Pirk

Das 7 km südwestlich von Bischofteinitz an der alten Reichsstraße 20 liegende Pirk leitet wahrscheinlich seinen Ortsnamen von Birke her und war für das Jahr 1528 erstmals belegbar. 1587 fanden wir es bei der Bischofteinitzer Herrschaft, 6 Höfe aufweisend. Der Hofname Moderl wurde damals bereits als Moti im Urbar erwähnt. 1789 nannte Schaller den Ort als Birk mit 17 Nummern, 1839 hat er 20 Häuser mit 131 Einwohnern, 1913 28 Häuser mit 140 Bewohnern, 1939 35 Nummern mit 169 Seelen.

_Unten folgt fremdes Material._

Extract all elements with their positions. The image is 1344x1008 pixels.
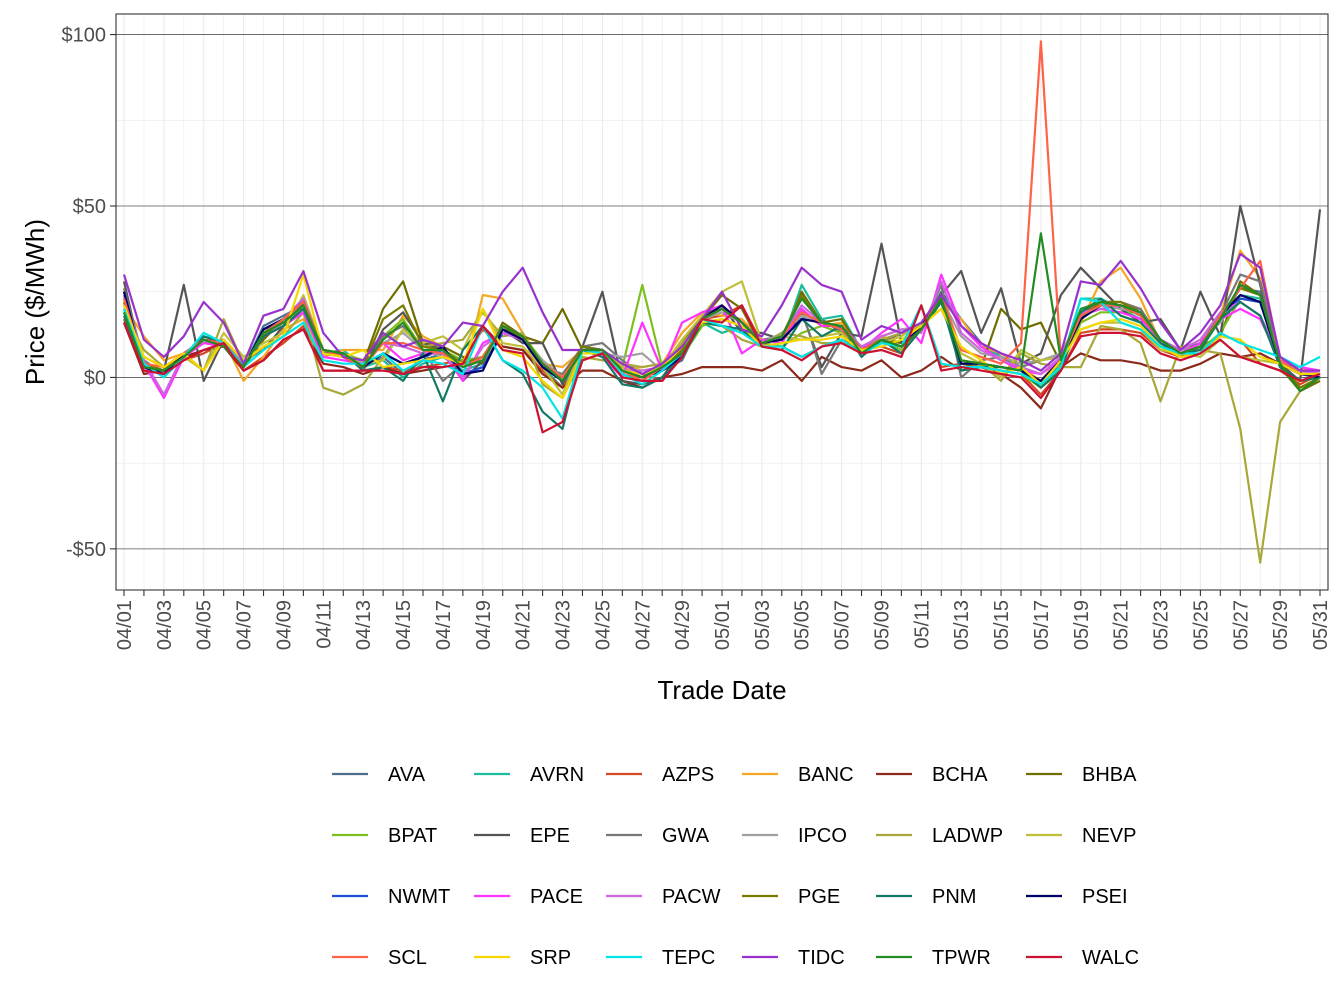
x-tick-label: 05/27 <box>1230 600 1252 650</box>
legend-item-scl: SCL <box>332 947 427 969</box>
x-tick-label: 04/07 <box>234 600 256 650</box>
y-axis-title: Price ($/MWh) <box>20 219 50 385</box>
series-line-walc <box>122 304 1321 434</box>
y-tick-label: $100 <box>62 25 107 47</box>
legend-item-epe: EPE <box>474 825 570 847</box>
legend-label: PACW <box>662 886 721 908</box>
legend-item-pnm: PNM <box>876 886 976 908</box>
grid-minor <box>116 14 1328 590</box>
legend-label: PSEI <box>1082 886 1128 908</box>
legend-item-nevp: NEVP <box>1026 825 1136 847</box>
legend-label: SRP <box>530 947 571 969</box>
x-tick-label: 05/07 <box>832 600 854 650</box>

Das Flächenausmaß der Gemeinde, die nach Metzling eingepfarrt und eingeschult war, betrug 1937 383,23 ha. Davon waren 197,36 ha Felder, 49,05 ha Wiesen, 12,23 ha Weiden, 109,05 ha Wald.
Die Freiwilligen Feuerwehr erhielt 1937 eine Motorspritze. Im Ort befanden sich 2 Wirtshäuser. Die Bevölkerung lebte überwiegend von der Landwirtschaft, einige Bewohner waren als Handwerker bzw. im Feldspatgebiet tätig.

Im ersten Weltkrieg fielen 2 Heimatsöhne, im zweiten blieben 14 Mann.